A product of Emerson Electric, Grind2Energy prepares food waste to be converted to clean, renewable energy, reducing waste as well as odors, pests and emissions — all while protecting the environment. Notre Dame is only the second school in the nation to invest in the innovative food-waste recycling system.
“Our implementation of this solution to tackle a large portion of our nonconsumable food waste enables us to take a big step towards meeting our waste diversion goals set as part of our University Comprehensive Sustainability Strategy,” said Carol Mullaney, senior director of sustainability at Notre Dame. “While we continue to work on source reduction and donations of consumable food to local outlets, we will still have food waste and it’s exciting to know that it will now avoid the landfill and be converted into clean energy.”

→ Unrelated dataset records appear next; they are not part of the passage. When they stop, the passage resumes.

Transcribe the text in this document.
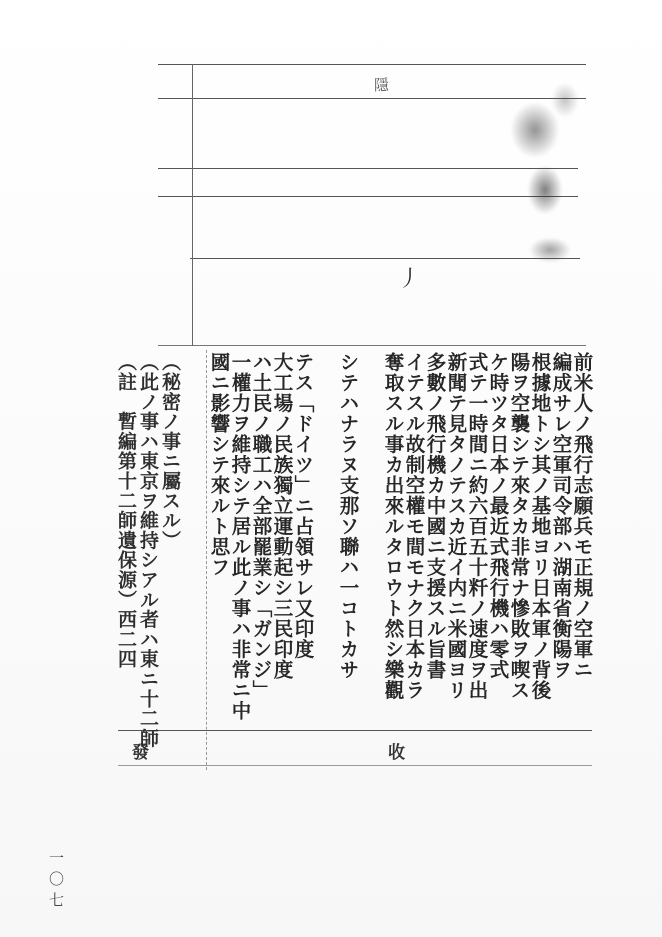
隱
丿
前米人ノ飛行志願兵モ正規ノ空軍ニ
編成サレ空軍司令部ハ湖南省衡陽ヲ
根據地トシ其ノ基地ヨリ日本軍ノ背後
陽ヲ空襲シテ來タカ非常ナ慘敗ヲ喫ス
ケ時ツタ日本ノ最近式飛行機ハ零式
式テ一時間ニ約六百五十粁ノ速度ヲ出
新聞テ見タノテスカ近イ内ニ米國ヨリ
多數ノ飛行機カ中國ニ支援スル旨書
イテスル故制空權モ間モナク日本カラ
奪取スル事カ出來ルタロウト然シ樂觀
シテハナラヌ支那ソ聯ハ一コトカサ
テス「ドイツ」ニ占領サレ又印度
大工場ノ民族獨立運動起シ三民印度
ハ土民ノ職工ハ全部罷業シ「ガンジ」
一權力ヲ維持シテ居ル此ノ事ハ非常ニ中
國ニ影響シテ來ルト思フ
（秘密ノ事ニ屬スル）
（此ノ事ハ東京ヲ維持シアル者ハ東ニ十二師
（註　暫編第十二師遺保源）西二四
發	收
一〇七
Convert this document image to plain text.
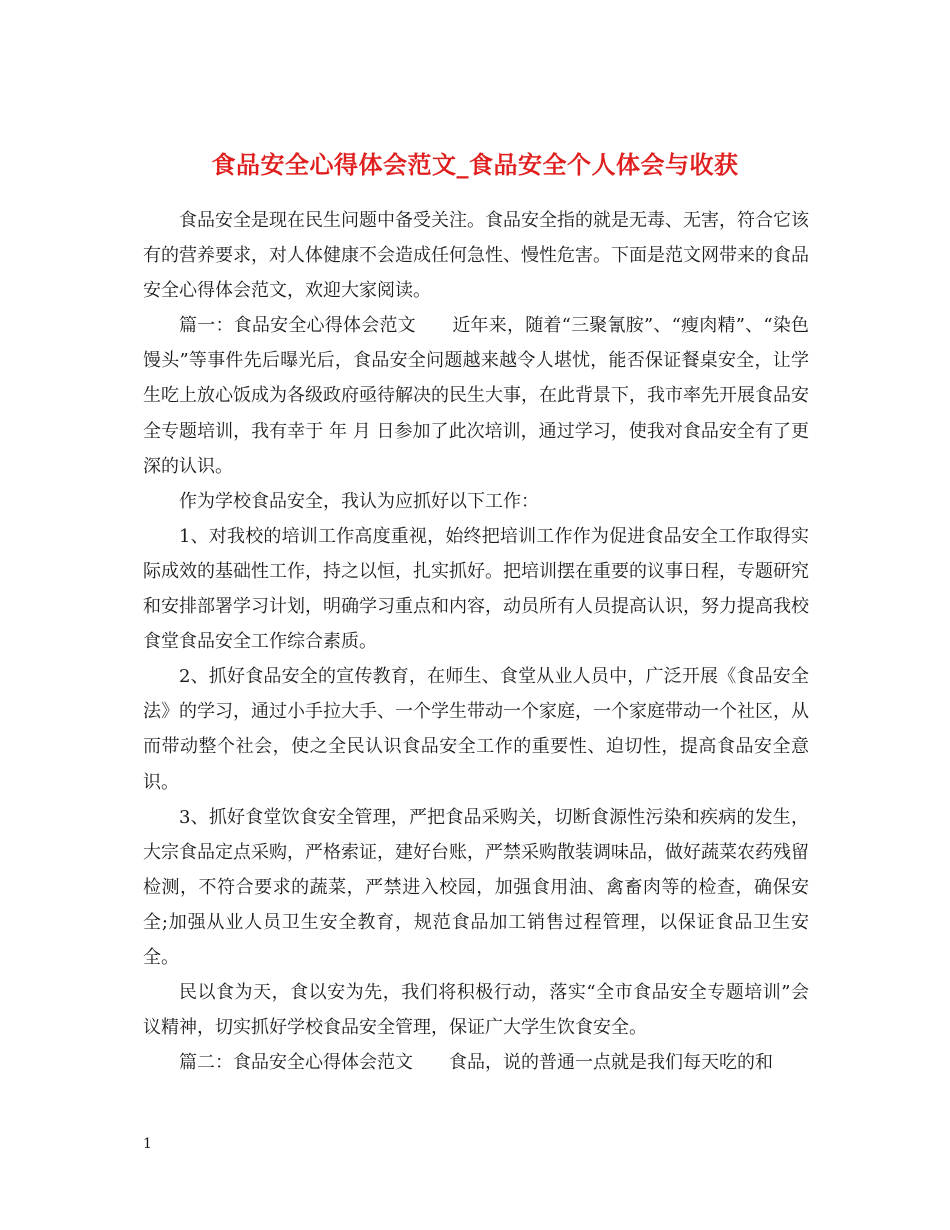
食品安全心得体会范文_食品安全个人体会与收获

食品安全是现在民生问题中备受关注。食品安全指的就是无毒、无害，符合它该有的营养要求，对人体健康不会造成任何急性、慢性危害。下面是范文网带来的食品安全心得体会范文，欢迎大家阅读。

篇一：食品安全心得体会范文　　近年来，随着“三聚氰胺”、“瘦肉精”、“染色馒头”等事件先后曝光后，食品安全问题越来越令人堪忧，能否保证餐桌安全，让学生吃上放心饭成为各级政府亟待解决的民生大事，在此背景下，我市率先开展食品安全专题培训，我有幸于 年 月 日参加了此次培训，通过学习，使我对食品安全有了更深的认识。

作为学校食品安全，我认为应抓好以下工作：

1、对我校的培训工作高度重视，始终把培训工作作为促进食品安全工作取得实际成效的基础性工作，持之以恒，扎实抓好。把培训摆在重要的议事日程，专题研究和安排部署学习计划，明确学习重点和内容，动员所有人员提高认识，努力提高我校食堂食品安全工作综合素质。

2、抓好食品安全的宣传教育，在师生、食堂从业人员中，广泛开展《食品安全法》的学习，通过小手拉大手、一个学生带动一个家庭，一个家庭带动一个社区，从而带动整个社会，使之全民认识食品安全工作的重要性、迫切性，提高食品安全意识。

3、抓好食堂饮食安全管理，严把食品采购关，切断食源性污染和疾病的发生，大宗食品定点采购，严格索证，建好台账，严禁采购散装调味品，做好蔬菜农药残留检测，不符合要求的蔬菜，严禁进入校园，加强食用油、禽畜肉等的检查，确保安全;加强从业人员卫生安全教育，规范食品加工销售过程管理，以保证食品卫生安全。

民以食为天，食以安为先，我们将积极行动，落实“全市食品安全专题培训”会议精神，切实抓好学校食品安全管理，保证广大学生饮食安全。

篇二：食品安全心得体会范文　　食品，说的普通一点就是我们每天吃的和

1
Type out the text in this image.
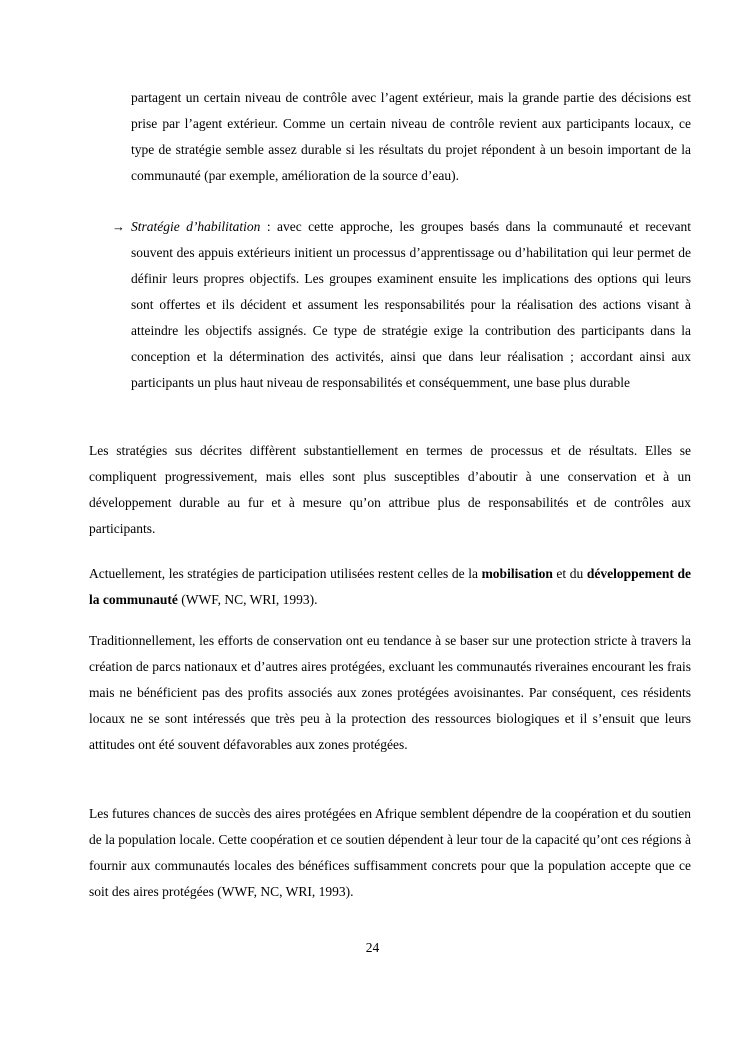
partagent un certain niveau de contrôle avec l’agent extérieur, mais la grande partie des décisions est prise par l’agent extérieur. Comme un certain niveau de contrôle revient aux participants locaux, ce type de stratégie semble assez durable si les résultats du projet répondent à un besoin important de la communauté (par exemple, amélioration de la source d’eau).

→ Stratégie d’habilitation : avec cette approche, les groupes basés dans la communauté et recevant souvent des appuis extérieurs initient un processus d’apprentissage ou d’habilitation qui leur permet de définir leurs propres objectifs. Les groupes examinent ensuite les implications des options qui leurs sont offertes et ils décident et assument les responsabilités pour la réalisation des actions visant à atteindre les objectifs assignés. Ce type de stratégie exige la contribution des participants dans la conception et la détermination des activités, ainsi que dans leur réalisation ; accordant ainsi aux participants un plus haut niveau de responsabilités et conséquemment, une base plus durable

Les stratégies sus décrites diffèrent substantiellement en termes de processus et de résultats. Elles se compliquent progressivement, mais elles sont plus susceptibles d’aboutir à une conservation et à un développement durable au fur et à mesure qu’on attribue plus de responsabilités et de contrôles aux participants.

Actuellement, les stratégies de participation utilisées restent celles de la mobilisation et du développement de la communauté (WWF, NC, WRI, 1993).

Traditionnellement, les efforts de conservation ont eu tendance à se baser sur une protection stricte à travers la création de parcs nationaux et d’autres aires protégées, excluant les communautés riveraines encourant les frais mais ne bénéficient pas des profits associés aux zones protégées avoisinantes. Par conséquent, ces résidents locaux ne se sont intéressés que très peu à la protection des ressources biologiques et il s’ensuit que leurs attitudes ont été souvent défavorables aux zones protégées.

Les futures chances de succès des aires protégées en Afrique semblent dépendre de la coopération et du soutien de la population locale. Cette coopération et ce soutien dépendent à leur tour de la capacité qu’ont ces régions à fournir aux communautés locales des bénéfices suffisamment concrets pour que la population accepte que ce soit des aires protégées (WWF, NC, WRI, 1993).

24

The University installed the first of three Grind2Energy systems, consisting of a processing sink, grinder and 5,000-gallon outdoor holding tank, at the Center for Culinary Excellence (CCE), part of University Catering, in January.
The holding tank, anchored to a concrete pad, stands about 15 feet tall. It is heated from the inside to keep the contents from freezing. A heated cover also helps to insulate the tank from the cold. That includes the recent polar vortex, which saw temperatures drop well below zero.